POLITIQUE

Bombardier: Marois regrette les mises à pied mais reste confiante pour l'avenir (VIDÉO)

22/01/2014 09:53 EST | Actualisé 24/03/2014 05:12 EDT

DAVOS, Suisse - La première ministre Pauline Marois regrette les mises à pied chez Bombardier mais prévoit des jours meilleurs pour l'avionneur québécois.

Au premier jour du Forum économique mondial de Davos, en Suisse, Mme Marois a été rattrapée par les difficultés du géant industriel qui a annoncé mardi le licenciement de 1700 employés, dont 1100 au Canada, entre autres aux installations de Montréal et Mirabel.

Bombardier traverse une zone de turbulence mais saura reprendre son envol comme elle l'a fait dans le passé, a affirmé la première ministre en point de presse.

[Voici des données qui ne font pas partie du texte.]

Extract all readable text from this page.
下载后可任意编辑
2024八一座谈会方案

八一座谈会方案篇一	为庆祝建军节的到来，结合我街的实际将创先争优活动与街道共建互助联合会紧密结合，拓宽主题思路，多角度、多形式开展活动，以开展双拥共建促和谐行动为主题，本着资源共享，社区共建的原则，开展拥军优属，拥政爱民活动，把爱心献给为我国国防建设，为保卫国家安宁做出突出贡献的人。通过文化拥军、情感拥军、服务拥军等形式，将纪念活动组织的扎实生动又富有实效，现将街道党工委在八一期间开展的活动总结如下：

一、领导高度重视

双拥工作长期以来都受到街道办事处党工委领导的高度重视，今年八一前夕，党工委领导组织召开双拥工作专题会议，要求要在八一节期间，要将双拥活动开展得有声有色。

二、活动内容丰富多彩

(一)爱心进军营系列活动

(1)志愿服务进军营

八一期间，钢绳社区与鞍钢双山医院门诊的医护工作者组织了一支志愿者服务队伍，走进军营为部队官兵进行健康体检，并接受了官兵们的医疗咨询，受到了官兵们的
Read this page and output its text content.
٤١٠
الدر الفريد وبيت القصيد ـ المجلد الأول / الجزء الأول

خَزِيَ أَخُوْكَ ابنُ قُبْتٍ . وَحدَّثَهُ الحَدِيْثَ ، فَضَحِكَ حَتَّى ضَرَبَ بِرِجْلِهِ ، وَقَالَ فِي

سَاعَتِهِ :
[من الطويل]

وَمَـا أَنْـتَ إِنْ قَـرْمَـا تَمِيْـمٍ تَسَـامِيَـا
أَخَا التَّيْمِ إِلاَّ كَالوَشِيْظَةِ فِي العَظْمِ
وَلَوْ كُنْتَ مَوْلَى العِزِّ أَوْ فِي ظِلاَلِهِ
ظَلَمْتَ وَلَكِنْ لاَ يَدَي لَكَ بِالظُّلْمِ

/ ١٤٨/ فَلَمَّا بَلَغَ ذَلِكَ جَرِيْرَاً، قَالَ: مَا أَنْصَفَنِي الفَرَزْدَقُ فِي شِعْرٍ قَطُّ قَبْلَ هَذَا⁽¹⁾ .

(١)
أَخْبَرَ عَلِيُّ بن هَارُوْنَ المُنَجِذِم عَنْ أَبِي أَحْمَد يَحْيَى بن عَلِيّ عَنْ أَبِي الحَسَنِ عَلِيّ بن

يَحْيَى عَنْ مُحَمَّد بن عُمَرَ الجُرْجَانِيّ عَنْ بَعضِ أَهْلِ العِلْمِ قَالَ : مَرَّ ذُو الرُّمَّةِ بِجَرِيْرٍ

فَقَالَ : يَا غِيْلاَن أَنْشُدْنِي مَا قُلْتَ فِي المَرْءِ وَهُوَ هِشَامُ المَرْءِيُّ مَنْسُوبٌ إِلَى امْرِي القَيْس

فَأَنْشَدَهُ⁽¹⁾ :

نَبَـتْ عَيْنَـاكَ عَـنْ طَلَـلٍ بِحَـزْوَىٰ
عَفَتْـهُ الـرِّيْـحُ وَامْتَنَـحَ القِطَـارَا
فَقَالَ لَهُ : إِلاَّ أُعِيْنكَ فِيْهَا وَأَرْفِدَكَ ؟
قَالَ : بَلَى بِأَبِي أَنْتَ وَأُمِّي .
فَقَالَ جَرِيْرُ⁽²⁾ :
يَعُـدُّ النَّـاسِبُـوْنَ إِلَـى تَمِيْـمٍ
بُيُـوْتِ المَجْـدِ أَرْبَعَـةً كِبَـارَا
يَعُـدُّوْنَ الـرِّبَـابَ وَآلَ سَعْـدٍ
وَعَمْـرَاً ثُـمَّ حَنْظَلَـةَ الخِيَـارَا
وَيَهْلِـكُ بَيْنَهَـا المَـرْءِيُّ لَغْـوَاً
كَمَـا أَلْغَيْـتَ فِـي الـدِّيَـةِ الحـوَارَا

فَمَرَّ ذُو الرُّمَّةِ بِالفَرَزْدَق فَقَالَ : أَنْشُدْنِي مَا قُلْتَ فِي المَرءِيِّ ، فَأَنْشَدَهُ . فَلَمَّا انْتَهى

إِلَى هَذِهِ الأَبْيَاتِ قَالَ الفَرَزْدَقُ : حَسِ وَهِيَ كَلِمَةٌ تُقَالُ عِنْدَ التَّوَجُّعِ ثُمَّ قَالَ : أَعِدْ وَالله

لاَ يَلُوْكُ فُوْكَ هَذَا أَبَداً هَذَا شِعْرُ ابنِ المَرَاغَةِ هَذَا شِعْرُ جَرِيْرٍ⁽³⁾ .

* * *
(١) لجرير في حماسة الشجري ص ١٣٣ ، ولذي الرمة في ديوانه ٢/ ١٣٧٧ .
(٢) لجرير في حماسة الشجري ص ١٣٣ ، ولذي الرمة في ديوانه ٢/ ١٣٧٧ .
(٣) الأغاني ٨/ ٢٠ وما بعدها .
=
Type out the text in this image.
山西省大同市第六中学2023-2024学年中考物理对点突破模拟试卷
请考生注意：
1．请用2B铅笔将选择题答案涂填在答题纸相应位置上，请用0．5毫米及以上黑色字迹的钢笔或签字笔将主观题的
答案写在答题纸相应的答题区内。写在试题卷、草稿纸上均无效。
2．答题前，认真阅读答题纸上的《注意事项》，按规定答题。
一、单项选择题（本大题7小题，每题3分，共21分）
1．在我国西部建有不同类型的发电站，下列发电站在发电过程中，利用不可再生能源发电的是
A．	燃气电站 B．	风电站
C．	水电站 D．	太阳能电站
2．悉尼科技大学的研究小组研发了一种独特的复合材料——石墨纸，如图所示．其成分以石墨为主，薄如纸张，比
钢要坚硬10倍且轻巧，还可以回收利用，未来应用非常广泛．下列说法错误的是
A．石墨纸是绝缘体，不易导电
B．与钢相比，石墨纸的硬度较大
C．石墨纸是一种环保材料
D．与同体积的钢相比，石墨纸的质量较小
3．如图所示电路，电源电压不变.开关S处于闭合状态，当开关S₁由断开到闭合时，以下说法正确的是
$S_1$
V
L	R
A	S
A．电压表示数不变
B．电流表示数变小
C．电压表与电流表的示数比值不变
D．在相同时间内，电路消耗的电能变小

Conséquence du contexte économique, Bombardier accuse une diminution de son carnet de commande pour les avions d'affaires. En outre, l'entrée en service de ses appareils CSeries a été reportée à la deuxième moitié de 2015.

Un tel ralentissement n'est pas inédit dans l'industrie de l'aéronautique, a fait valoir Mme Marois, rappelant que les constructeurs Embraer et Airbus avaient aussi été confrontés à des délais dans la mise en service de nouveaux appareils.

Quant aux travailleurs licenciés, le gouvernement du Québec fera tout ce qu'il peut avec les programmes existants pour les accompagner «s'il y a lieu», a indiqué Mme Marois.

La première ministre a dit espérer que Bombardier pourra rappeler au travail rapidement les employés touchés.

«Je suis confiante pour la suite des choses. Bombardier est une très grande entreprise. Ils ont eu dans le passé certaines difficultés, ils ont toujours respecté leurs engagements», a-t-elle souligné.